As previously stated, ISD could activate cGAS to induce inflammatory tendencies in macrophages. Therefore, we were interested in whether DSS could influence changes in intestinal inflammation levels in vivo by inducing cGAS expression. WB and PCR results revealed that cGAS expression was increased in the DSS group compared to the control group, and the relative content of IFN-β mRNA was increased, which could significantly inhibit their expression after CSD administration (Figure 7A–7D). The levels of inflammation-related factors in the intestine were measured using ELISA and PCR. Compared with the normal group, CCL17, and IL10 expression decreased in the DSS group, and CSD treatment significantly increased their levels (Figure 7E, 7F, 7I, 7J). However, TNF-α and CXCL10 increased significantly after DSS induction, and CSD could significantly reduce this result (Figure 7G, 7H, 7K, 7L). These findings suggest that CSD could regulate DSS-induced macrophage polarization in UC mice by inhibiting cGAS and alleviating intestinal inflammation.

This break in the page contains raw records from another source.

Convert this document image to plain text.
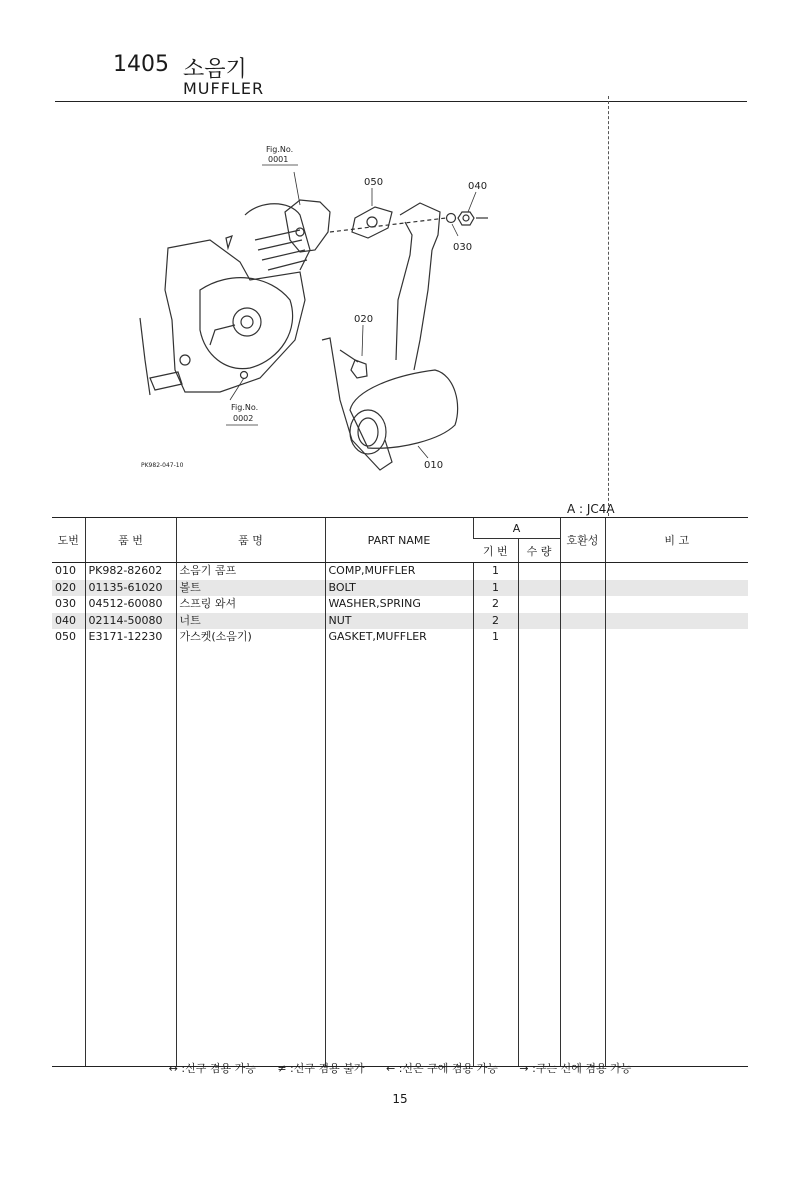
1405 소음기
MUFFLER
Fig.No.
0001
Fig.No.
0002
010
020
030
040
050
PK982-047-10
A : JC4A
도번	품 번	품 명	PART NAME	A		호환성	비 고
				기 번	수 량		
010	PK982-82602	소음기 콤프	COMP,MUFFLER	1			
020	01135-61020	볼트	BOLT	1			
030	04512-60080	스프링 와셔	WASHER,SPRING	2			
040	02114-50080	너트	NUT	2			
050	E3171-12230	가스켓(소음기)	GASKET,MUFFLER	1			

↔ :신구 겸용 가능 ≠ :신구 겸용 불가 ← :신은 구에 겸용 가능 → :구는 신에 겸용 가능
15
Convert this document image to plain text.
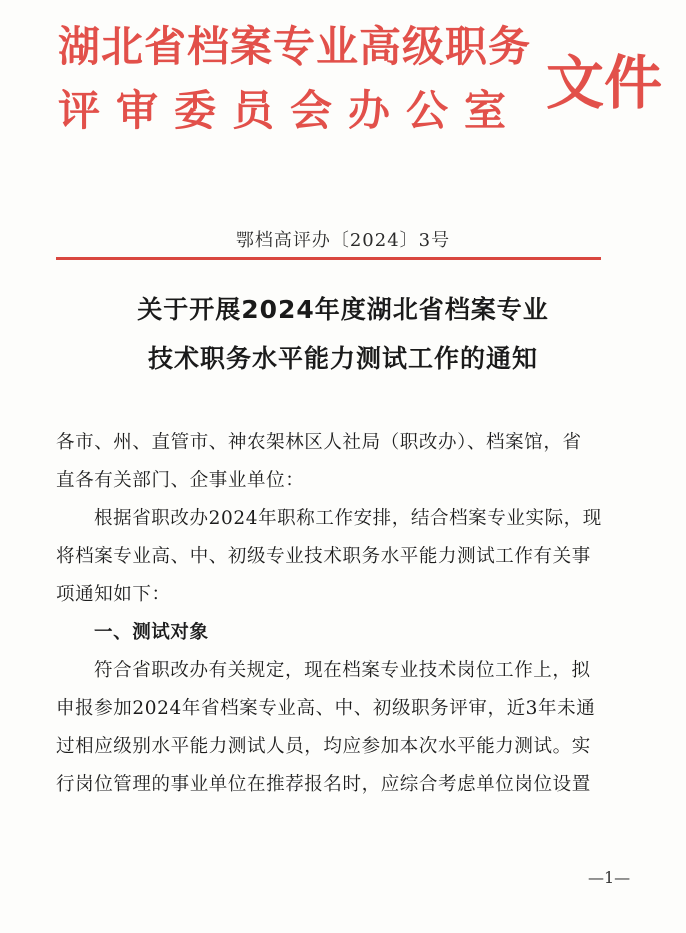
湖北省档案专业高级职务
评审委员会办公室 文件
鄂档高评办〔2024〕3号
关于开展2024年度湖北省档案专业
技术职务水平能力测试工作的通知
各市、州、直管市、神农架林区人社局（职改办）、档案馆，省
直各有关部门、企事业单位：
根据省职改办2024年职称工作安排，结合档案专业实际，现
将档案专业高、中、初级专业技术职务水平能力测试工作有关事
项通知如下：
一、测试对象
符合省职改办有关规定，现在档案专业技术岗位工作上，拟
申报参加2024年省档案专业高、中、初级职务评审，近3年未通
过相应级别水平能力测试人员，均应参加本次水平能力测试。实
行岗位管理的事业单位在推荐报名时，应综合考虑单位岗位设置
—1—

Figure 7. CSD inhibited the expression of cGAS and the content of inflammatory factors in UC mice intestinal tissues. (A) Representative WB of cGAS in the intestine; (B) Statistical map of cGAS protein content in the intestine; (C) cGAS mRNA levels in the intestine; (D) IFN-β mRNA levels in the intestine; (E) ELISA measured the content of CCL17 in the intestine; (F) ELISA measured the content of IL10 in the intestine; (G) ELISA measured the content of TNF-α in the intestine; (H) ELISA measured the content of CXCL10 in the intestine; (I) CCL17 mRNA levels in intestine; (J) IL10 mRNA levels in intestine; (K) TNF- α mRNA levels in intestine; (L) CXCL10 mRNA levels in intestine. The results are mean ± SD, n = 3–6, ^*p < 0.05, ^***p < 0.001 vs. DSS group.

CSD protects the intestinal barrier

The dsDNA could activate cGAS, initiating IFN-β transcription [30]. Studies in DSS-induced UC mice revealed that the content of dsDNA in intestinal tissues increased, possibly due to DNA damage of intestinal epithelial cells (IEC) [32, 33]. We assumed that DSS-induced cGAS activation in UC mice was related to increased dsDNA after intestinal injury. Therefore, immunofluorescence was used to examine dsDNA expression in intestinal tissues. As expected, dsDNA expression was significantly higher in the DSS group than in the normal group and significantly down-regulated after CSD treatment (Figure 8A). This suggests that CSD may reduce DNA damage in intestinal cells, such as intestinal epithelial cells, which are important for protecting the intestinal barrier. Therefore, live imaging of small animals and the text of Fluorescein isothiocyanate-dextran (FITC-dex) in serum were used to detect intestinal barrier function in mice. In the DSS group, intestinal fluorescence intensity was higher than in the normal group, and serum FITC-dex content significantly increased. In contrast, it was down-regulated after CSD treatment (Figure 8B, 8C). These findings imply that CSD protects the intestinal barrier and may play a role in DNA repair in intestinal cells.

Figure 8. CSD protected the intestinal barrier. (A) Fluorescence expression of dsDNA in intestinal tissue, 100X magnification; (B) FITC-dextran distribution in the intestinal tract of mice; (C) Serum FITC-Dex levels. The results are mean ± SD, n = 3, ^**p < 0.01, ^***p < 0.001 vs. DSS group.